Monday, June 06, 2016

British old-boy network still alive and well

A survey by the British educational think-tank The Sutton Trust has highlighted the fact that old class distinctions and the old-boy network are still alive and well in modern Britain's education and employment practices.
The report shows that, although only about 7% of the British population attend exclusive "independent" schools like Eton, Rugby and Winchester (which come with fees of up to $65,00 a year), graduates from these schools make up 74% of the judiciary, 71% of barristers, 71% of top military jobs, 61% of senior doctors, 51% of solicitors, 50% of cabinet politicians, 48% of the civil service, and 34% of top corporate executives. The remaining 93% of the population, therefore, contribute the remainder, i.e. 26% of the judiciary, 29% of barristers and military top brass, etc.
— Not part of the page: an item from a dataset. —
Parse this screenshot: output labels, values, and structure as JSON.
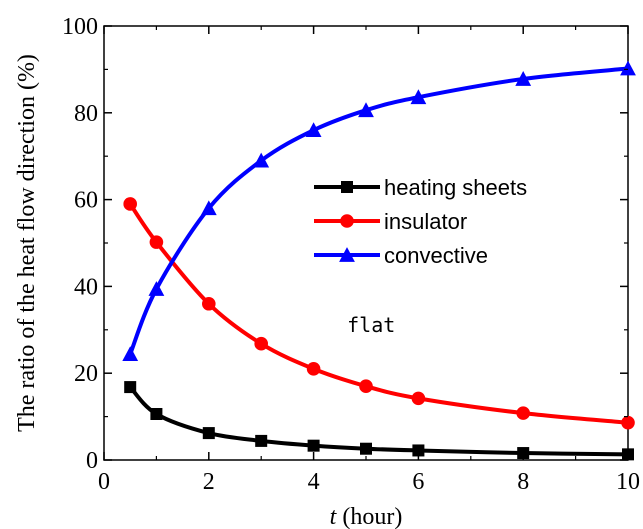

In the same way, less than 1% of the British population attend the elite universities of Oxford or Cambridge, but graduates from those two institutions provide 74% of the judiciary, 47% of cabinet posts, and 31% of top executive positions.
In view of this, the British government (currently led by David Cameron, who, you guessed it, went to Eton College and Oxford University) is launching an effort to push businesses to be less class-conscious in their hiring practices. Some companies, such as accountants Deloitte, have already introduced "school and university blind interviews", where hirers do not have access to candidates' educational institutions, and so are forced to judge them purely on their academic accomplishments and individual merits.
Of course, there are those who object to such "social engineering". The provost of Eton plans to resign from the Conservative Party, and a group of top officials from several independent schools published an open letter in The Times, stressing the outstanding education they offer, and decrying this "discrimination" against their students.